When I ask for someone to keep a food diary, the person who benefits the most from it isn’t generally me, but the client.

By the time the client is handing over their diary they are more often than not explaining to me what they realised they’ve been doing, how life gets in the way of them eating properly, and how they can see they need to change their habits. It helps them to prepare for their session in many respects, and enable us both to create a plan that will help move them forward which they are ready to apply to their lifestyle.

Diet diaries come in all shapes and sizes I’ve found over the years, some come with it in a tidy notebook, a favoured diary, a scrappy piece of paper, scribbled on the back on an envelope, or photographs of meals and drinks, and emailed lists.

I’m sometimes asked to send out a template and for those who ask I do, but I rarely do this automatically because how you present your diary to me, tells me a lot about you and your relationship with food, and that’s important.

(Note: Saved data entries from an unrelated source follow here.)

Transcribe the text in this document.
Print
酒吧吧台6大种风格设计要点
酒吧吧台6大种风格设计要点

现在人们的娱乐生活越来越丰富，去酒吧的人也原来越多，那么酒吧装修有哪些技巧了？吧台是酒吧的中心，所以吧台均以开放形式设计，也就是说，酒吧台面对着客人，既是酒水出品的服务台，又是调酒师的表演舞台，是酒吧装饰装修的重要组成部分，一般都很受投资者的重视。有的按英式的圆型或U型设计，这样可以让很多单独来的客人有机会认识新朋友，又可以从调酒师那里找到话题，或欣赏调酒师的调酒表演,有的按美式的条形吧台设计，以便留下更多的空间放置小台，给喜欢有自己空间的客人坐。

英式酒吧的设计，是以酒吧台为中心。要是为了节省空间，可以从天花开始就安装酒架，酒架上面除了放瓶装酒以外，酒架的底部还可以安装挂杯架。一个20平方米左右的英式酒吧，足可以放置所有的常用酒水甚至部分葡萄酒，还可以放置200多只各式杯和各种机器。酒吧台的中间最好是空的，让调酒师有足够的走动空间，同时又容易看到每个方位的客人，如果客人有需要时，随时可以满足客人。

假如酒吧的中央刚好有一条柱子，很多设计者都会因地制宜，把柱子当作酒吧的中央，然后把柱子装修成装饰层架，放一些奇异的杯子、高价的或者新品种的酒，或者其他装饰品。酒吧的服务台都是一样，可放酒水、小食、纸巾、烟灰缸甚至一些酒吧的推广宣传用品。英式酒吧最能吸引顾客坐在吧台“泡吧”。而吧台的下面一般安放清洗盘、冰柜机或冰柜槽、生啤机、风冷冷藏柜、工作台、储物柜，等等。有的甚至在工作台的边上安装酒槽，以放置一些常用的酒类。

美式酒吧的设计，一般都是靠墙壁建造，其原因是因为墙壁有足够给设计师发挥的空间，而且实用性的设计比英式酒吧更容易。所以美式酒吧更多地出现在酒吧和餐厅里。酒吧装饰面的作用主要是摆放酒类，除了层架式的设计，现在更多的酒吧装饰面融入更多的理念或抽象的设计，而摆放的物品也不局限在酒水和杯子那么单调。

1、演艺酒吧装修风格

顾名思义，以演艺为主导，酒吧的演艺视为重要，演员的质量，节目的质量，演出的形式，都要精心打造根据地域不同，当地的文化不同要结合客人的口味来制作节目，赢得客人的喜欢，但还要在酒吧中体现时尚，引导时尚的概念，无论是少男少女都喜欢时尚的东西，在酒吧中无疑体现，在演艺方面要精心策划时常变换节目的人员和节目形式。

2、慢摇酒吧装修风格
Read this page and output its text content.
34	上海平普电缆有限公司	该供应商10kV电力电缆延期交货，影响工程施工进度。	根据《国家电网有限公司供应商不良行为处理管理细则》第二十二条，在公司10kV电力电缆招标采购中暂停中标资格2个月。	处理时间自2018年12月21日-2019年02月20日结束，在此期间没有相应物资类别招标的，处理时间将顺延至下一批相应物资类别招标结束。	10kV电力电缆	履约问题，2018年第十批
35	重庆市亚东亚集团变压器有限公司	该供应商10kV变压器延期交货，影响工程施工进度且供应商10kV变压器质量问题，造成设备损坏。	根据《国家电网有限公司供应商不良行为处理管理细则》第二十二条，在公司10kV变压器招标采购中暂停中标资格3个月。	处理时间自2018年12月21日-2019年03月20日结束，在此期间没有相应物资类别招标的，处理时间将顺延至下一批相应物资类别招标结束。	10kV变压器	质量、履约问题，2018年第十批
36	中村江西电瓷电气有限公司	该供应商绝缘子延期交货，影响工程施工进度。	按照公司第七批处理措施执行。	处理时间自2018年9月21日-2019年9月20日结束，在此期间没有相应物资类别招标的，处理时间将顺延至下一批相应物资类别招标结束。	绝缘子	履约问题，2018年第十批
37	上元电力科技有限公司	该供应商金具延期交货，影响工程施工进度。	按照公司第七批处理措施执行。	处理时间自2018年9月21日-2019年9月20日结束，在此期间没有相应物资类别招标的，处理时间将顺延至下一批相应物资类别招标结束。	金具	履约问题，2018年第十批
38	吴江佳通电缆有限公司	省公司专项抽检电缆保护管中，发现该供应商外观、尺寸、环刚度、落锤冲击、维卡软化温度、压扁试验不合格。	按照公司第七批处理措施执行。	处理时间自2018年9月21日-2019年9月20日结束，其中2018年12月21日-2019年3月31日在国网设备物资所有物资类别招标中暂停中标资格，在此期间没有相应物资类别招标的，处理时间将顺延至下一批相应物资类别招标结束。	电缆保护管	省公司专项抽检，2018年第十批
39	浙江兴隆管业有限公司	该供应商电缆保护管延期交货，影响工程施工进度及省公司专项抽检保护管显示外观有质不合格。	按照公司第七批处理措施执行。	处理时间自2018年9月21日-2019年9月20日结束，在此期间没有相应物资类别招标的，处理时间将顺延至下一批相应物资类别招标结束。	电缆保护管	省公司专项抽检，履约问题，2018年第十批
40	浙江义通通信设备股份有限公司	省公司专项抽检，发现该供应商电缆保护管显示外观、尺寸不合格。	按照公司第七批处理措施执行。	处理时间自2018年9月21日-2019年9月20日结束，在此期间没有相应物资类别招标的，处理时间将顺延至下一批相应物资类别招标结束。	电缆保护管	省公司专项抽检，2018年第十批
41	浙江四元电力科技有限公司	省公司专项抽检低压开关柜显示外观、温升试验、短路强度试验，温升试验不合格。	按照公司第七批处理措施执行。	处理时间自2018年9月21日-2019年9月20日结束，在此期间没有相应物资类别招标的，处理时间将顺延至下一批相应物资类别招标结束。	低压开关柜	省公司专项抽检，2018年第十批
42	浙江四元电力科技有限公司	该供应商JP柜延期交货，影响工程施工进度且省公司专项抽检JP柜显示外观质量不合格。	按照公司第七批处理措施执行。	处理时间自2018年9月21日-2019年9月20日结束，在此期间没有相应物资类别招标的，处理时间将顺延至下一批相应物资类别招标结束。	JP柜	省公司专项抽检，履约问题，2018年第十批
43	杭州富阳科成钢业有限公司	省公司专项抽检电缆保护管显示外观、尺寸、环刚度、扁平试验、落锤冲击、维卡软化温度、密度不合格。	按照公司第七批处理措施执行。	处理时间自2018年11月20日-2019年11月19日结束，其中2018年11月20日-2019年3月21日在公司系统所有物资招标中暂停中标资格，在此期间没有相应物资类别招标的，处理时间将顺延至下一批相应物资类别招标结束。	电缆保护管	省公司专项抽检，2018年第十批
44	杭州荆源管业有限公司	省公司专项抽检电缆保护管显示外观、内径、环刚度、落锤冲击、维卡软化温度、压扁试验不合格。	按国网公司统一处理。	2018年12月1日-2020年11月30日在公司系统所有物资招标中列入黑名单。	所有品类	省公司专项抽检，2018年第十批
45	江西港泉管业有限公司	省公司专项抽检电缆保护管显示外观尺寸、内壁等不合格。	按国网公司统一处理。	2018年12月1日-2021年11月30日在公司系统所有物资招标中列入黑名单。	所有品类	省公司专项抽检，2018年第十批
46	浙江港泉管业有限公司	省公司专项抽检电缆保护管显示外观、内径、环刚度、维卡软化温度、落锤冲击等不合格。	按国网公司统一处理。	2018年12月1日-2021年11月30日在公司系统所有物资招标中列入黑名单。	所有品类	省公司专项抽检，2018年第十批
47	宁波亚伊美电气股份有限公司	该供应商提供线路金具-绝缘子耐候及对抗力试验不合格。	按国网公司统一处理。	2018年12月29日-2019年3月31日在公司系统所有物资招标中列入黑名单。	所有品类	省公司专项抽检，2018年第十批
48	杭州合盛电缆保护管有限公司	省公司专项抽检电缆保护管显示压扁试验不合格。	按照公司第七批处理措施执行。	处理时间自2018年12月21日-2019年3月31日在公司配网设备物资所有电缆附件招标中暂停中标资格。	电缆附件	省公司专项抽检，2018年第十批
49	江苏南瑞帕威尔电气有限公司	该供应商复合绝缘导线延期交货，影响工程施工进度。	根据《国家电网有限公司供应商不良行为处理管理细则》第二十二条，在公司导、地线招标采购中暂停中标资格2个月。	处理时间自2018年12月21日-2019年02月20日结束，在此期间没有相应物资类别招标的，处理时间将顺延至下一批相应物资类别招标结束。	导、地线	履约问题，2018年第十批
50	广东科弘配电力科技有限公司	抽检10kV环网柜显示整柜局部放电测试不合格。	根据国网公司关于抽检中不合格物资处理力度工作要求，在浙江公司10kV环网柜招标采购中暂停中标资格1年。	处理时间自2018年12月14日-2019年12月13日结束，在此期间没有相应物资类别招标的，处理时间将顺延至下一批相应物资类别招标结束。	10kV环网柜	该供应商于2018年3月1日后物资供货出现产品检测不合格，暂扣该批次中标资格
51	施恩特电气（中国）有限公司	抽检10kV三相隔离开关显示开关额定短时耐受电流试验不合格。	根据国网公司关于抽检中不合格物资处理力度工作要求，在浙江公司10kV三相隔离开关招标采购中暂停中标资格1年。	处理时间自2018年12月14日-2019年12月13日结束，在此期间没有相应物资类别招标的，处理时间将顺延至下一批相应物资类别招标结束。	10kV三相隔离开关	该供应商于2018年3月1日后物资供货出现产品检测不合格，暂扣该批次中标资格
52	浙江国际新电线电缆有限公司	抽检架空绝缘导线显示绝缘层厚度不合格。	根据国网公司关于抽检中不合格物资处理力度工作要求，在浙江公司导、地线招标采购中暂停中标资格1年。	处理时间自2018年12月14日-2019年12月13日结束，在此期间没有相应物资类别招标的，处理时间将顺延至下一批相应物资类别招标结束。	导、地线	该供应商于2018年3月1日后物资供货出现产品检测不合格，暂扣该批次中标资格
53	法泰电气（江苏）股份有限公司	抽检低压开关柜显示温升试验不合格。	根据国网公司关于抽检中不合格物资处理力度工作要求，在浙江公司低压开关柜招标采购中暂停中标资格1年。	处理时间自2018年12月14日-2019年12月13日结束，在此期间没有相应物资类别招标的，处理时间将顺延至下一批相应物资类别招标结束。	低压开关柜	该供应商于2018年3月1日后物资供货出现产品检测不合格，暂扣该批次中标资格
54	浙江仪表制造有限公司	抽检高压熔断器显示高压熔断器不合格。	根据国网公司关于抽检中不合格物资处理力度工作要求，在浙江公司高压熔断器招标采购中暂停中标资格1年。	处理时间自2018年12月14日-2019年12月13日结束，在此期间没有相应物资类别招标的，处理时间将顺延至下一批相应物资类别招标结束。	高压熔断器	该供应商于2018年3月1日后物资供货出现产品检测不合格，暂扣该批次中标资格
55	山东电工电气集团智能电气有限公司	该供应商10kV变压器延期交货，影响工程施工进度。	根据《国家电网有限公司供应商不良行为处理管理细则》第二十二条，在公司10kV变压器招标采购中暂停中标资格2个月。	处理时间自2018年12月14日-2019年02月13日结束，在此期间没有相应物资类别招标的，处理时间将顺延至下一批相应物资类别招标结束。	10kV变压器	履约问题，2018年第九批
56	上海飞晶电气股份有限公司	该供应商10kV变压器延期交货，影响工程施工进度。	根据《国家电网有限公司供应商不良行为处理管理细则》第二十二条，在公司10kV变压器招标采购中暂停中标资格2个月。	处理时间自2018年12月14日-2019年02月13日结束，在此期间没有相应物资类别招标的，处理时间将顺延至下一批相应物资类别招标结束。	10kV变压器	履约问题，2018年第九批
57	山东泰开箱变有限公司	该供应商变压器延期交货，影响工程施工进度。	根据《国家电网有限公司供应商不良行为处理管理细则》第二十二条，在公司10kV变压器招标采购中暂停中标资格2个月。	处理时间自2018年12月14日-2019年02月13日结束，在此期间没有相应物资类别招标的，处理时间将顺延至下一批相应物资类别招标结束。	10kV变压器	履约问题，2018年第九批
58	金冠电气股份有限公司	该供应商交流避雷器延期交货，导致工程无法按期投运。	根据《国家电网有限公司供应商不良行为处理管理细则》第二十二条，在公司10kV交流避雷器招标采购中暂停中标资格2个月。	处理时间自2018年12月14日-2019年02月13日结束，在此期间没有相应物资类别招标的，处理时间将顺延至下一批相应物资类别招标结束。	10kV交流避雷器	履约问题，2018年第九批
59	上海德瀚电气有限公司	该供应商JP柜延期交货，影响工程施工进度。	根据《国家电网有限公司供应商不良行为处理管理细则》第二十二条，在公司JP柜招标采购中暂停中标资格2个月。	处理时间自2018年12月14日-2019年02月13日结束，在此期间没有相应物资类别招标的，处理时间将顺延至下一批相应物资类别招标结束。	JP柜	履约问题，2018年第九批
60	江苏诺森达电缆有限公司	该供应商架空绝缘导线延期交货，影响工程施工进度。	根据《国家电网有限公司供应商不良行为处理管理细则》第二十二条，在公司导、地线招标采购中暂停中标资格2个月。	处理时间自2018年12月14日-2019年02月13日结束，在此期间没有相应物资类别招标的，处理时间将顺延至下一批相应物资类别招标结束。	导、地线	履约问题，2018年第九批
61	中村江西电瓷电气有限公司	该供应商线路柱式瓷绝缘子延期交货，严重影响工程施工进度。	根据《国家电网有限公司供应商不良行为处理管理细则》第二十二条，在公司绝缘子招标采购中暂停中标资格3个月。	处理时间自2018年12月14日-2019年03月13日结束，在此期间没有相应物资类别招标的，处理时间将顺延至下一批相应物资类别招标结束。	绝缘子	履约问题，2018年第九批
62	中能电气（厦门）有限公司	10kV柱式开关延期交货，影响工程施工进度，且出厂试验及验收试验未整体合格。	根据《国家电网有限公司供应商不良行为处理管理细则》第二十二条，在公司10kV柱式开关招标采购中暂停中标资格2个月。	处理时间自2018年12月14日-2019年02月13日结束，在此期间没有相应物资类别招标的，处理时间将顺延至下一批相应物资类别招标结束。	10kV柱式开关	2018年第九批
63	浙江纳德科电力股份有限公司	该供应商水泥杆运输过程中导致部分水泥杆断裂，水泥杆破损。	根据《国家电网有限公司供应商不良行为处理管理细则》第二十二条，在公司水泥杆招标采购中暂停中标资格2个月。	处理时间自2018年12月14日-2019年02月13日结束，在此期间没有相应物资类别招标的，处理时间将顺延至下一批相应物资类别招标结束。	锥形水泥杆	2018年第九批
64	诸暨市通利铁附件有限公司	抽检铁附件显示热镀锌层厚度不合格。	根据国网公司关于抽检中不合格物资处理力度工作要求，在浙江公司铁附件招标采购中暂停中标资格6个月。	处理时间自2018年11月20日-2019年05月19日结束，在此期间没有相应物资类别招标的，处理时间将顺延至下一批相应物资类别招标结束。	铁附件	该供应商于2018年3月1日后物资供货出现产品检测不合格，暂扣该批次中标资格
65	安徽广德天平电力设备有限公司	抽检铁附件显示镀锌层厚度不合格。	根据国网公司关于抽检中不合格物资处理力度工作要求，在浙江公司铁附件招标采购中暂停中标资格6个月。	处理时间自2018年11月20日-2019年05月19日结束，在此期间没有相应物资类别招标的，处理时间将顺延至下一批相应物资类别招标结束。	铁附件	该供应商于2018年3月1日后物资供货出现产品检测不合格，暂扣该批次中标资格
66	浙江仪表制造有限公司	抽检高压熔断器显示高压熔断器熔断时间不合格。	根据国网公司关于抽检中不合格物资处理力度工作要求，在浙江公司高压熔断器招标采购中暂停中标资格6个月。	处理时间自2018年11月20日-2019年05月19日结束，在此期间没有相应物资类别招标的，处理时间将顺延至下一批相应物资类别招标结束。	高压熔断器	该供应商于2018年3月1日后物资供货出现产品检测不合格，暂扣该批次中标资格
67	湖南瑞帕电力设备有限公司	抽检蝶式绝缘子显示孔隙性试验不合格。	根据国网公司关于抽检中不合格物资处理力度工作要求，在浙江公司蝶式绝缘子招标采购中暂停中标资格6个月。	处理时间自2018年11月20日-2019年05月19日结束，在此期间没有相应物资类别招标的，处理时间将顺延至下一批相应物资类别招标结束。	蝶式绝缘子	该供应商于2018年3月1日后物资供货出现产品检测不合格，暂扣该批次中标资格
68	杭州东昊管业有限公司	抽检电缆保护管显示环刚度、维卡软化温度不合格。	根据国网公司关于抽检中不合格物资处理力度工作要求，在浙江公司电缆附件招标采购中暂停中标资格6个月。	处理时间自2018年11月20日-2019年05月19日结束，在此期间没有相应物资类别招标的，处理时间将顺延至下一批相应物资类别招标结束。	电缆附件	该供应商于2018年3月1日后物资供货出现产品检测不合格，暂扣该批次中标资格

These diet diaries remind me of being an artist and keeping sketchbooks, reminders of life or in this case a lifestyle, the individuality is apparent and insightful on so many more levels than just about what you ate and drank for dinner. The conversation that comes from the diet diary shows how life is lived, and lifestyle changes are needed.

When I don’t get a diet diary this is just as informative. What we do or don’t say often speaks volumes about ourselves.

Why am I so focused on this as well as the foods you are eating? Because this tells me so much about you and diet is just one aspect of health, and for many of my clients they can identify when they are eating healthy and unhealthy foods, so for them it’s rarely about the diet. The diet may need changing but it’s more likely to be other lifestyle factors that are impacting on it, stress for instance or some other factor in your life that is affecting how you are eating rather than the other way around.

Awareness is a fantastic tool, call the diet diary an awareness tool and keep one yourself occasionally, not to beat yourself up about what you are eating and your transgressions but to observe patterns in your life that you might like to put energy into changing.

Use a diet diary to help you focus on the good things you are doing, and to see one area that you can apply a change to consistently, the key is consistency.

One good thing done daily over time can make a large difference over 10 things hardly done at all.